To set up a feeding station, you simply put a bit of fruit there. A grape, slice of banana, or a piece of apple core will work. it attracts the flies to one spot making them easy to find.
When are you going to come by for bugs? I'll set you up with some Dwarf Whites for free.


----------



## fieldnstream (Sep 11, 2009)

Exactly what Doug said. I use the caps from distilled water and put a piece of banana on there. The flies stay around it, so the frogs learn where to go to eat. A bonus is that larvae grow in the banana, so you get a few bonus flies. Here's what I'm talking about:


----------



## Neontra (Aug 16, 2011)

+1 to the fruit idea, it works charms! Fruit flies stay around it and once your frogs know where it is, it's really cool to watch them sit there all day. You should put old banana in there though because fresh banana, IME, gets moldy and not mushy.


----------



## FoxHound (Oct 7, 2011)

Hey everyone thanks for the feeding station idea. Unfortunately it doesn't seem to be attracting the fruit flies very well. I used the oldest banana I could find and that just seemed to still get moldy and there never seemed to be many flies around it.

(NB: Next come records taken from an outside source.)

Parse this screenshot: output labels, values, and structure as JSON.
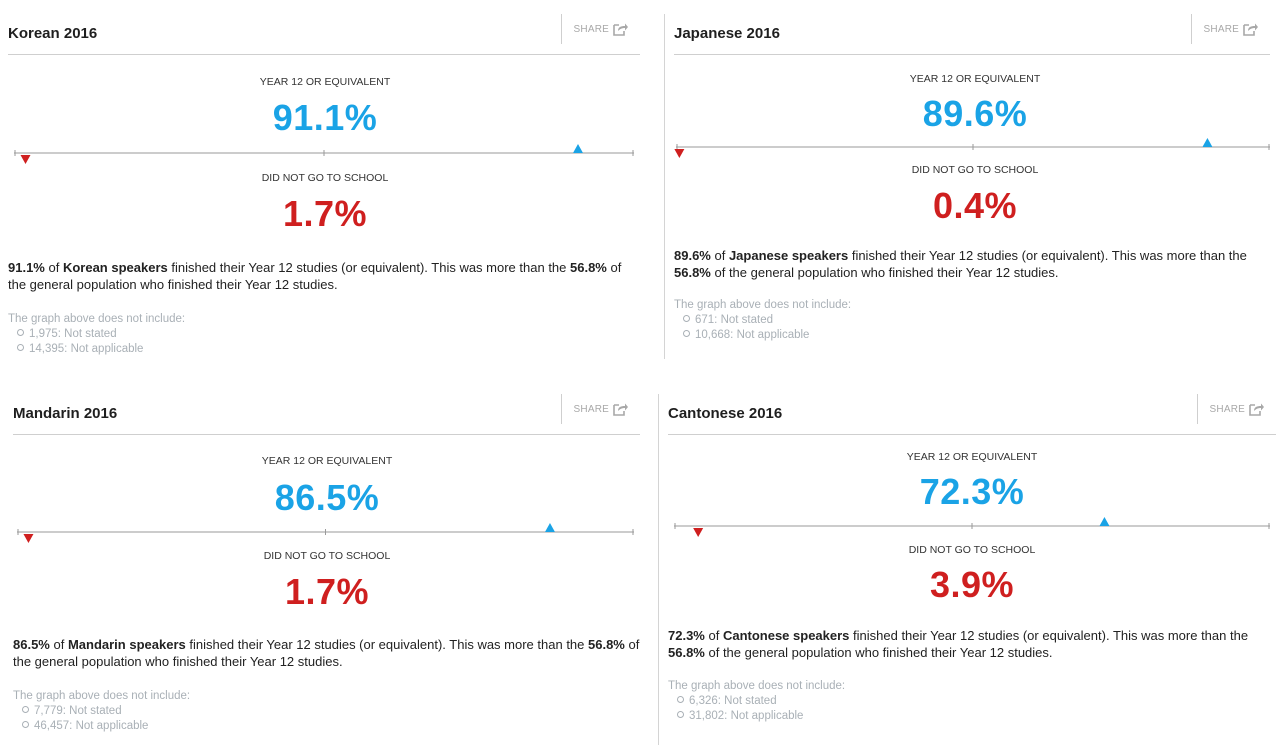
{
  "common": {
    "share_label": "SHARE",
    "year12_label": "YEAR 12 OR EQUIVALENT",
    "noschool_label": "DID NOT GO TO SCHOOL",
    "note_heading": "The graph above does not include:",
    "summary_middle": " finished their Year 12 studies (or equivalent). This was more than the ",
    "summary_tail": " of the general population who finished their Year 12 studies.",
    "general_population_pct": "56.8%"
  },
  "colors": {
    "blue": "#1aa3e6",
    "red": "#cf1f1f"
  },
  "chart_data": [
    {
      "type": "marker-scale",
      "title": "Korean 2016",
      "speakers": "Korean speakers",
      "year12_pct": 91.1,
      "year12_text": "91.1%",
      "noschool_pct": 1.7,
      "noschool_text": "1.7%",
      "scale_range": [
        0,
        100
      ],
      "note_items": [
        "1,975: Not stated",
        "14,395: Not applicable"
      ]
    },
    {
      "type": "marker-scale",
      "title": "Japanese 2016",
      "speakers": "Japanese speakers",
      "year12_pct": 89.6,
      "year12_text": "89.6%",
      "noschool_pct": 0.4,
      "noschool_text": "0.4%",
      "scale_range": [
        0,
        100
      ],
      "note_items": [
        "671: Not stated",
        "10,668: Not applicable"
      ]
    },
    {
      "type": "marker-scale",
      "title": "Mandarin 2016",
      "speakers": "Mandarin speakers",
      "year12_pct": 86.5,
      "year12_text": "86.5%",
      "noschool_pct": 1.7,
      "noschool_text": "1.7%",
      "scale_range": [
        0,
        100
      ],
      "note_items": [
        "7,779: Not stated",
        "46,457: Not applicable"
      ]
    },
    {
      "type": "marker-scale",
      "title": "Cantonese 2016",
      "speakers": "Cantonese speakers",
      "year12_pct": 72.3,
      "year12_text": "72.3%",
      "noschool_pct": 3.9,
      "noschool_text": "3.9%",
      "scale_range": [
        0,
        100
      ],
      "note_items": [
        "6,326: Not stated",
        "31,802: Not applicable"
      ]
    }
  ]
}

Sometimes it would even seem like the flies stayed away from it and congregated at the other side of the tank?

Any more ideas?

Thanks in advance and I hope everyone's holiday went well!

-Fox


----------



## curlykid (Jan 28, 2011)

i think Doug uses banana chips, you know, the dried slices of bananas that they sellin bags. they will last longer, and most likely produce less mold. just a thought.


----------



## mordoria (Jan 28, 2011)

Careful that the vitamin powder does not get on your moss. It will kill it. I put a petriedish down. It lets light thru and when it gets gunky, I rinse it.


----------



## CALBerkGuy (Sep 12, 2010)

Congrats....


----------



## fieldnstream (Sep 11, 2009)

You could experiment with softer fruit (mango?)...they always flock to the banana in my vivs, even if its fresh. You could also try Repashy CGD, I have used it in the past and the flies were crawling all over it.


----------



## Pumilo (Sep 4, 2010)

curlykid said:


> i think Doug uses banana chips, you know, the dried slices of bananas that they sellin bags. they will last longer, and most likely produce less mold. just a thought.


Actually, I use whatever happens to be past it's prime in the refrigerator or fruit bowl. I avoid citrus because I'm not sure if the acidity would be bad for frogs but otherwise I've tossed in scraps of many different fruits and veggies. Veggies are more to feed the isopods in the tank but sometimes I see those collecting flies too.


----------